Zorn flammte in Liza auf. Wie konnte der Mann nur so herzlos sein! Er sprach von seinem Neffen, als sei der ein Möbelstück, für das er sündhaft viel Geld ausgegeben und das sich dann als fehlerhaft herausgestellt hatte. „Wie bedauerlich.“ Bei dem sarkastischen Unterton in ihrer sanften Stimme hob er abrupt den Kopf. Sie hielt seinem prüfenden Blick unschuldsvoll stand, bis er wieder auf die Papiere auf dem Schreibtisch sah. Offenbar war er sich nicht ganz im Klaren, ob sie ihn hatte kritisieren wollen oder nicht.

„Ja.“ Er nahm einen maschinebeschriebenen Bogen zur Hand, und Liza erkannte, dass es sich dabei um die Aufzählung ihrer bisherigen Tätigkeiten handelte. „Wie ich sehe, war das letzte Kind, das Sie über einen längeren Zeitraum hinweg unterrichtet haben, behindert?“

„Ja.“ Liza versuchte, ganz ruhig und sachlich zu sprechen, obwohl ihre Kehle plötzlich wie zugeschnürt war. Sie schaffte es noch nicht, Fragen über Samantha zu ertragen.
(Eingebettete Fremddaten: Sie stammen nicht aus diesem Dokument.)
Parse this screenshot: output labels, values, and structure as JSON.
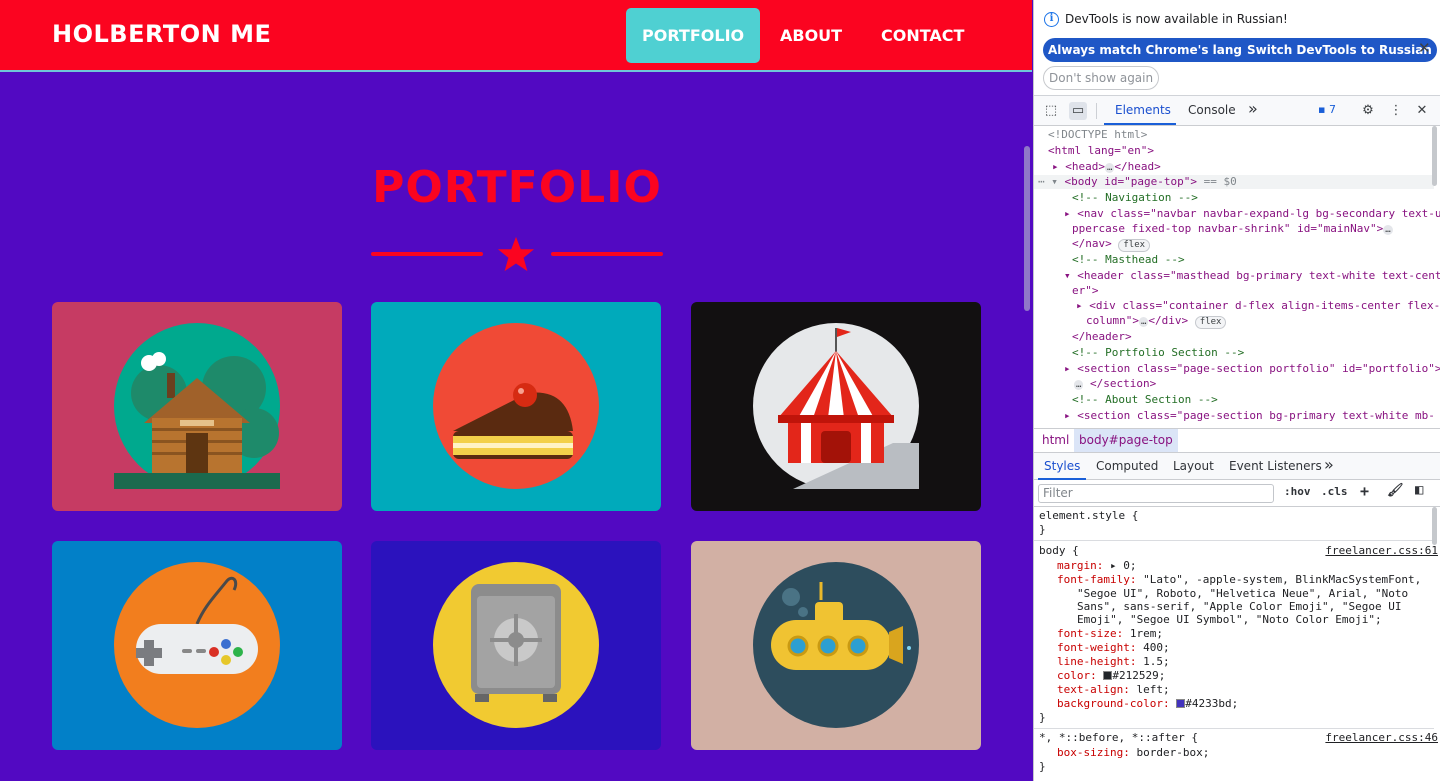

Die Wunde war noch zu frisch.

„Sie haben die Stellung dort aufgegeben, weil …?“ Er verstummte, um sie antworten zu lassen.
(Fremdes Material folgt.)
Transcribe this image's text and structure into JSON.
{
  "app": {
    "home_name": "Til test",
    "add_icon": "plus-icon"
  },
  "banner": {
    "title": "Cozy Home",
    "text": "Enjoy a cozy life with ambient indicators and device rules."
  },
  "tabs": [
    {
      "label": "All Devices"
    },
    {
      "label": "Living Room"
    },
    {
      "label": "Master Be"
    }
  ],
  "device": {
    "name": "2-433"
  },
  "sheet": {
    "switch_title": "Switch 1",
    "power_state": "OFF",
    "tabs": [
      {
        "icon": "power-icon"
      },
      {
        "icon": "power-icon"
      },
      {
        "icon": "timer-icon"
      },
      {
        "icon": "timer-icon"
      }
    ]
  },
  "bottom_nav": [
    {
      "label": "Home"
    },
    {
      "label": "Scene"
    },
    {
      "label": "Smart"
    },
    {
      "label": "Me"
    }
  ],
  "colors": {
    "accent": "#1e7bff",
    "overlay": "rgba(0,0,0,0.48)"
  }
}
Liza befeuchtete nervös die trockenen Lippen und merkte, dass ihm auch diese kleine Geste nicht entging. „Das kleine Mädchen starb.“ Sie war froh, dass sie den Satz mit fester Stimme hervorbringen konnte.
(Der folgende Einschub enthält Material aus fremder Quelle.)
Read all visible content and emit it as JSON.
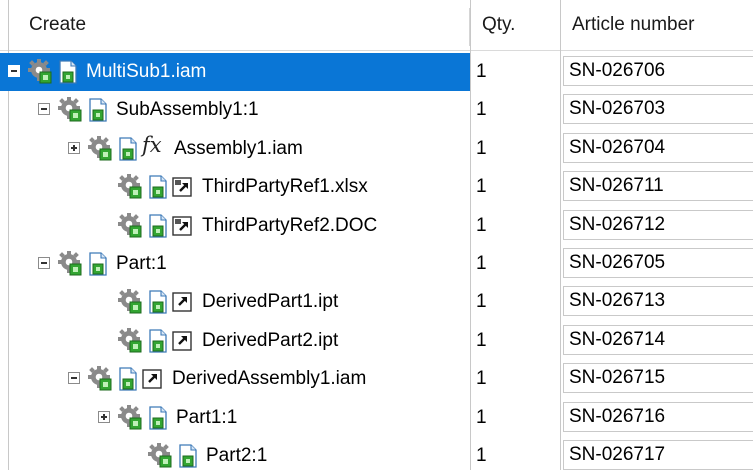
{
  "header": {
    "create": "Create",
    "qty": "Qty.",
    "article_number": "Article number"
  },
  "colors": {
    "selection": "#0a76d6",
    "gear_green": "#33a532",
    "gear_blue": "#3d7ab8"
  },
  "rows": [
    {
      "name": "MultiSub1.iam",
      "level": 0,
      "toggle": "minus",
      "extra": null,
      "qty": "1",
      "article": "SN-026706",
      "selected": true
    },
    {
      "name": "SubAssembly1:1",
      "level": 1,
      "toggle": "minus",
      "extra": null,
      "qty": "1",
      "article": "SN-026703",
      "selected": false
    },
    {
      "name": "Assembly1.iam",
      "level": 2,
      "toggle": "plus",
      "extra": "fx",
      "qty": "1",
      "article": "SN-026704",
      "selected": false
    },
    {
      "name": "ThirdPartyRef1.xlsx",
      "level": 3,
      "toggle": null,
      "extra": "thirdparty",
      "qty": "1",
      "article": "SN-026711",
      "selected": false
    },
    {
      "name": "ThirdPartyRef2.DOC",
      "level": 3,
      "toggle": null,
      "extra": "thirdparty",
      "qty": "1",
      "article": "SN-026712",
      "selected": false
    },
    {
      "name": "Part:1",
      "level": 1,
      "toggle": "minus",
      "extra": null,
      "qty": "1",
      "article": "SN-026705",
      "selected": false
    },
    {
      "name": "DerivedPart1.ipt",
      "level": 3,
      "toggle": null,
      "extra": "derived",
      "qty": "1",
      "article": "SN-026713",
      "selected": false
    },
    {
      "name": "DerivedPart2.ipt",
      "level": 3,
      "toggle": null,
      "extra": "derived",
      "qty": "1",
      "article": "SN-026714",
      "selected": false
    },
    {
      "name": "DerivedAssembly1.iam",
      "level": 2,
      "toggle": "minus",
      "extra": "derived",
      "qty": "1",
      "article": "SN-026715",
      "selected": false
    },
    {
      "name": "Part1:1",
      "level": 3,
      "toggle": "plus",
      "extra": null,
      "qty": "1",
      "article": "SN-026716",
      "selected": false
    },
    {
      "name": "Part2:1",
      "level": 4,
      "toggle": null,
      "extra": null,
      "qty": "1",
      "article": "SN-026717",
      "selected": false
    }
  ]
}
„Das hätte hier doch vermerkt werden müssen.“ Er schüttelte den Kopf. „Bitte verzeihen Sie vielmals, Miss Kerri, darüber hat man mich nicht informiert. Ich möchte Sie nicht mit schmerzlichen Fragen quälen, aber …?“

„Schon gut.“ Sie senkte den Kopf und stellte erst jetzt fest, dass sie die Fäuste in ihrem Schoß krampfhaft geballt hielt. Sie zwang sich, sich zu entspannen, streckte die Finger, atmete tief durch und sah auf. „Sie war unheilbar krank. Es war unvermeidlich.“

„Das ist kein Trost, wenn es dann tatsächlich zum Schlimmsten kommt.“ Er drehte sich mit seinem Sessel herum und wandte ihr wieder den Rücken zu. Eine Weile herrschte angespanntes Schweigen. Im Zimmer war es unerträglich heiß. Liza fühlte sich plötzlich etwas schwindelig. Sie hätte etwas zu Mittag essen sollen, sich notfalls dazu zwingen müssen. Aber sie hatte kaum etwas heruntergebracht in jenen letzten neun Wochen nach Samanthas Tod. „Haben Sie Erfahrung mit schwierigen Kindern?“

„Entschuldigung, wie bitte?“ Sie sah benommen auf und merkte, dass er sich wieder zu ihr umgedreht hatte.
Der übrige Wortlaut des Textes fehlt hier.